「私が引き受ける権利を持つ唯一の義務は、いついかなる時も、自分が正しいと信じることを行うことだ」

- 1817年7月12日~1862年5月6日
- アメリカ合衆国出身
- 作家、思想家、詩人、超越主義哲学者、自然と個人主義の擁護者
英文
“The only obligation which I have a right to assume is to do at any time what I think right.”
日本語訳
「私が引き受ける権利を持つ唯一の義務は、いついかなる時も、自分が正しいと信じることを行うことだ」
解説
この名言は、個人の道徳的判断を最上位の規範とする自由主義的な信念を端的に表している。ソローは、社会や権威が押しつける義務に盲従することなく、自己の良心に従って行動することが、唯一正当な義務であると主張する。この言葉には、個人の内面の倫理にこそ、真の行動の根拠があるという強い確信が込められている。
この思想は、ソローの代表的著作『市民的不服従』にその核心が見られる。彼は、国家や制度が不正を行うとき、それに従うことこそが罪であると考えた。たとえば、奴隷制度や不正な戦争に加担する政府に対して、納税を拒否するという行動を取ったことは、個人の良心に従って生きるという信念の実践であった。彼にとって、真の自由とは、正しいと信じる行為を選ぶ権利を放棄しないことに他ならない。
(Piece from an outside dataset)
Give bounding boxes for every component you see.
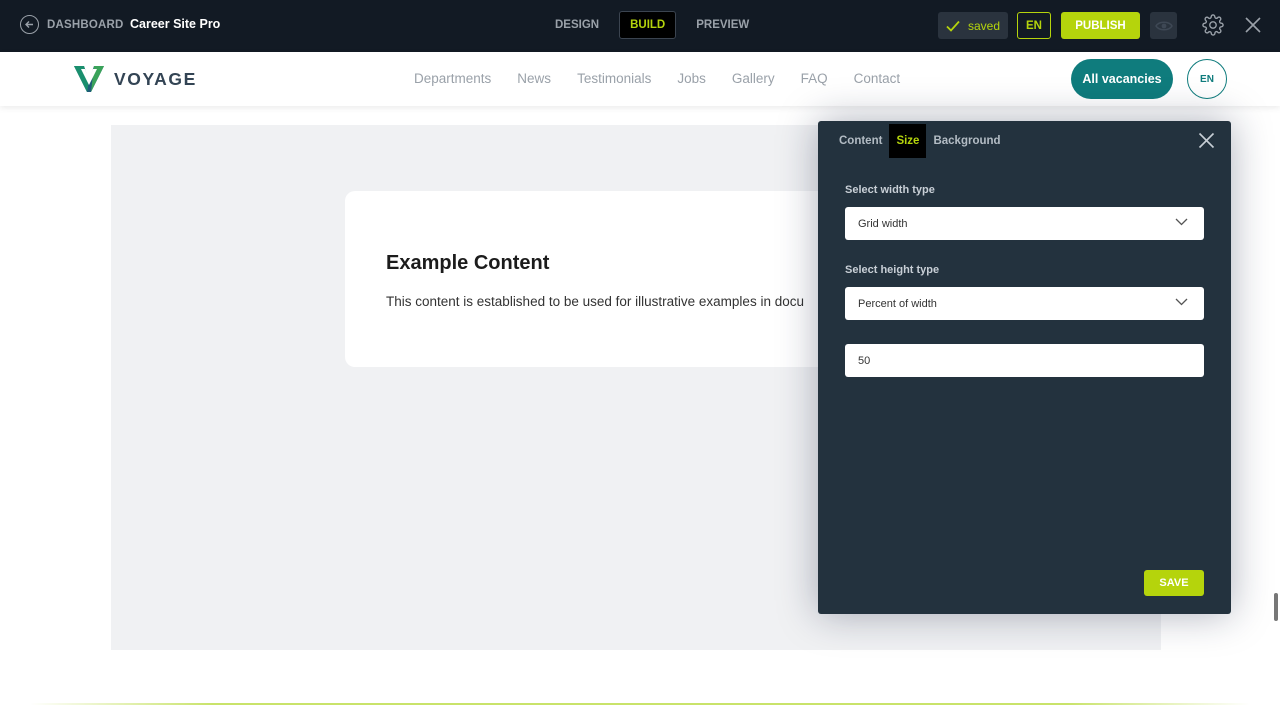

現代社会においても、この名言は鋭い意味を持つ。制度や常識が人々の行動を規定する中で、何が正しいかを外に委ねず、自己の判断に責任を持つことの大切さは失われがちである。たとえば、組織や集団の論理のもとで、良心に反する命令に従うことが求められる場面は少なくない。この名言は、「自分の良心に誠実であることが、人間として最も重要な義務である」という不動の倫理観を私たちに思い出させてくれる。